A fronte di   questi problemi funzionali – si sostiene nel documento – occorrerebbe un’azione di “aggiornamento dei contenuti e dei metodi di insegnamento delle scienze di ogni ordine e grado fino all’età adulta in modo che in un numero sufficiente di anni si sia in grado di utilizzare meglio i risultati della scienza nella stesura delle leggi e nel ricreare una cultura scientifica in cui i media e la comunicazione giornalistica possano avere un ruolo determinante“. Occorre prendere atto – sottolinea Massarenti in un suo intervento – “dell’assenza di una strategia culturale complessiva dovuta alla incapacità di investire nella cultura, che ci permetterebbe di non cadere in trappole cognitive e poter smascherare i falsi argomenti”. La scienza è parte basilare della cultura, veicolo di valori etici fondamentali e “deve far sentire la sua voce in modo che i politici non possano prenderla sottogamba e perdersi in false controversie scientifiche”,  comodo terreno  per quei gruppi che “inventano il  grande fatto scientifico a beneficio della società” e così nascano prodotti “miracolosi” come quelli di Di Bella per il cancro e quelli dalla più recente vicenda delle cellule staminali, “intorno ai quali si costruisce un social network – come sottolinea Paolo Bianco, de “La Sapienza” di Roma - diretto ad una fascia psicologicamente e culturalmente debole, che riesce ad arrivare al mondo politico e perseguire un piano commerciale specifico in grado di provocare una catastrofe sociale che avrebbe visto depredato e portato alla bancarotta il SSN, per cure inutili e costosissime per circa 20.000 pazienti”. E’ stata quindi una buona battaglia contro un danno sociale.
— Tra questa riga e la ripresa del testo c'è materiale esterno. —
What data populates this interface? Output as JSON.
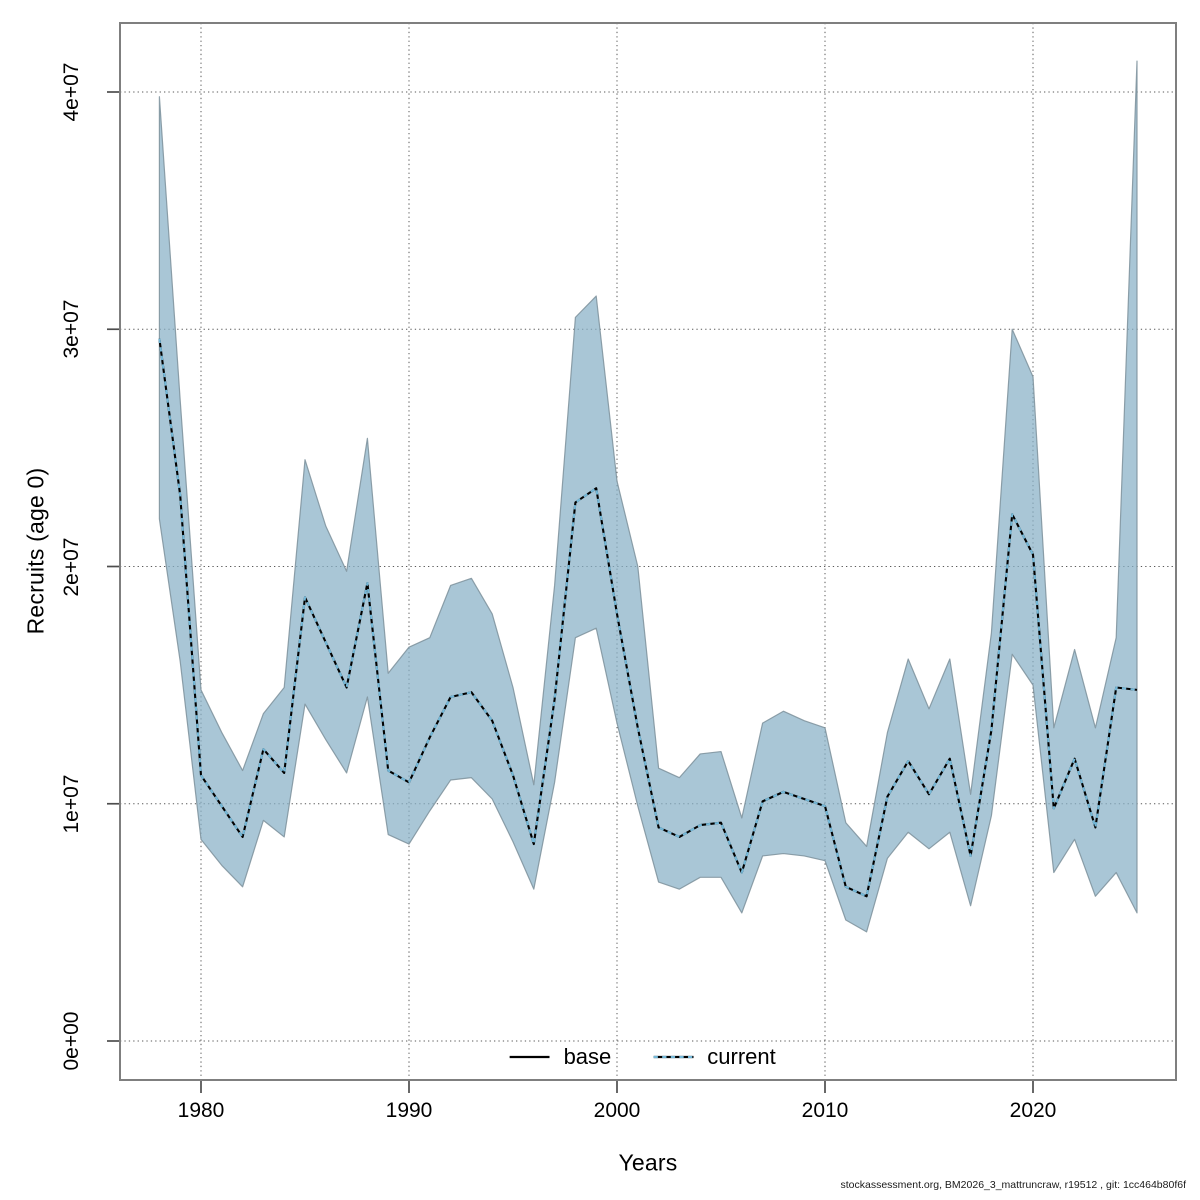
{
  "figure": {
    "background": "#ffffff",
    "box_color": "#7f7f7f",
    "grid_color": "#595959",
    "tick_color": "#4d4d4d",
    "band_fill": "#88b0c6",
    "band_edge": "#7d909b",
    "base_line_color": "#000000",
    "current_line_color": "#74b8d8"
  },
  "axes": {
    "y": {
      "title": "Recruits (age 0)",
      "ticks": [
        {
          "value": 0,
          "label": "0e+00"
        },
        {
          "value": 10000000,
          "label": "1e+07"
        },
        {
          "value": 20000000,
          "label": "2e+07"
        },
        {
          "value": 30000000,
          "label": "3e+07"
        },
        {
          "value": 40000000,
          "label": "4e+07"
        }
      ]
    },
    "x": {
      "title": "Years",
      "ticks": [
        {
          "value": 1980,
          "label": "1980"
        },
        {
          "value": 1990,
          "label": "1990"
        },
        {
          "value": 2000,
          "label": "2000"
        },
        {
          "value": 2010,
          "label": "2010"
        },
        {
          "value": 2020,
          "label": "2020"
        }
      ]
    }
  },
  "legend": {
    "position": "bottom-center",
    "items": [
      {
        "label": "base",
        "style": "solid",
        "color": "#000000"
      },
      {
        "label": "current",
        "style": "dotted",
        "color": "#74b8d8"
      }
    ]
  },
  "footer": "stockassessment.org, BM2026_3_mattruncraw, r19512 , git: 1cc464b80f6f",
  "chart_data": {
    "type": "line",
    "title": "",
    "xlabel": "Years",
    "ylabel": "Recruits (age 0)",
    "xlim": [
      1976.1,
      2026.9
    ],
    "ylim": [
      0,
      42900000
    ],
    "grid": "dotted",
    "legend_position": "bottom-center",
    "x": [
      1978,
      1979,
      1980,
      1981,
      1982,
      1983,
      1984,
      1985,
      1986,
      1987,
      1988,
      1989,
      1990,
      1991,
      1992,
      1993,
      1994,
      1995,
      1996,
      1997,
      1998,
      1999,
      2000,
      2001,
      2002,
      2003,
      2004,
      2005,
      2006,
      2007,
      2008,
      2009,
      2010,
      2011,
      2012,
      2013,
      2014,
      2015,
      2016,
      2017,
      2018,
      2019,
      2020,
      2021,
      2022,
      2023,
      2024,
      2025
    ],
    "series": [
      {
        "name": "current_median",
        "style": "dotted-over-solid-base",
        "values": [
          29600000,
          23000000,
          11200000,
          9900000,
          8600000,
          12300000,
          11300000,
          18700000,
          16800000,
          14900000,
          19300000,
          11400000,
          10900000,
          12800000,
          14500000,
          14700000,
          13500000,
          11200000,
          8300000,
          14400000,
          22700000,
          23300000,
          18000000,
          13200000,
          9000000,
          8600000,
          9100000,
          9200000,
          7100000,
          10100000,
          10500000,
          10200000,
          9900000,
          6500000,
          6100000,
          10300000,
          11800000,
          10400000,
          11900000,
          7800000,
          13100000,
          22200000,
          20500000,
          9800000,
          11900000,
          9000000,
          14900000,
          14800000
        ]
      },
      {
        "name": "ci_lower",
        "style": "band-edge",
        "values": [
          22000000,
          16000000,
          8500000,
          7400000,
          6500000,
          9300000,
          8600000,
          14200000,
          12700000,
          11300000,
          14500000,
          8700000,
          8300000,
          9700000,
          11000000,
          11100000,
          10200000,
          8400000,
          6400000,
          10900000,
          17000000,
          17400000,
          13400000,
          9900000,
          6700000,
          6400000,
          6900000,
          6900000,
          5400000,
          7800000,
          7900000,
          7800000,
          7600000,
          5100000,
          4600000,
          7700000,
          8800000,
          8100000,
          8800000,
          5700000,
          9500000,
          16300000,
          15000000,
          7100000,
          8500000,
          6100000,
          7100000,
          5400000
        ]
      },
      {
        "name": "ci_upper",
        "style": "band-edge",
        "values": [
          39800000,
          27000000,
          14800000,
          13000000,
          11400000,
          13800000,
          14900000,
          24500000,
          21700000,
          19800000,
          25400000,
          15500000,
          16600000,
          17000000,
          19200000,
          19500000,
          18000000,
          14900000,
          10800000,
          19200000,
          30500000,
          31400000,
          23600000,
          20000000,
          11500000,
          11100000,
          12100000,
          12200000,
          9400000,
          13400000,
          13900000,
          13500000,
          13200000,
          9200000,
          8200000,
          13000000,
          16100000,
          14000000,
          16100000,
          10400000,
          17200000,
          30000000,
          28000000,
          13200000,
          16500000,
          13200000,
          17000000,
          41300000
        ]
      }
    ]
  }
}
Scienziati e giornalisti scientifici possono giocare un ruolo pesante affinché tali incresciosi episodi non si ripetano. (nella foto sopra, a sinistra, una scena di Quarto Potere)

A questo proposito – come ha sottolineato Giovanni Caprara, del Corriere della Sera e Presidente dell’Unione dei Giornalisti Italiani Scientifici (UGIS) – le redazioni dei giornali dovrebbero essere organizzate, come ne esistono all’estero, con pool di giornalisti scientifici specializzati nei vari settori della scienza, affinché si possa  redigere la notizia non solo con l’ausilio dello scienziato, come si diceva, ma anche con il supporto del giornalista preparato sul linguaggio tecnico. Ciò eviterebbe di diffondere informazioni devianti. A Caprara ha fatto eco Roberto De Fez, ricercatore studioso di OGM presso l’Istituto di Genetica e Biofisica del CNR di Napoli, il quale ha sottolineato l’opportunità di creare gruppi di studiosi CNR, Accademici e  Universitari cui  ci si potrebbe rivolgere  al fine di intervenire nel momento in cui compaiano notizie che stravolgono una realtà scientifica, o che si impegnino a preparare documenti relativi a precisazioni su notizie clamorose in circolazione, cui i politici potrebbero fare riferimento al momento di prendere decisioni.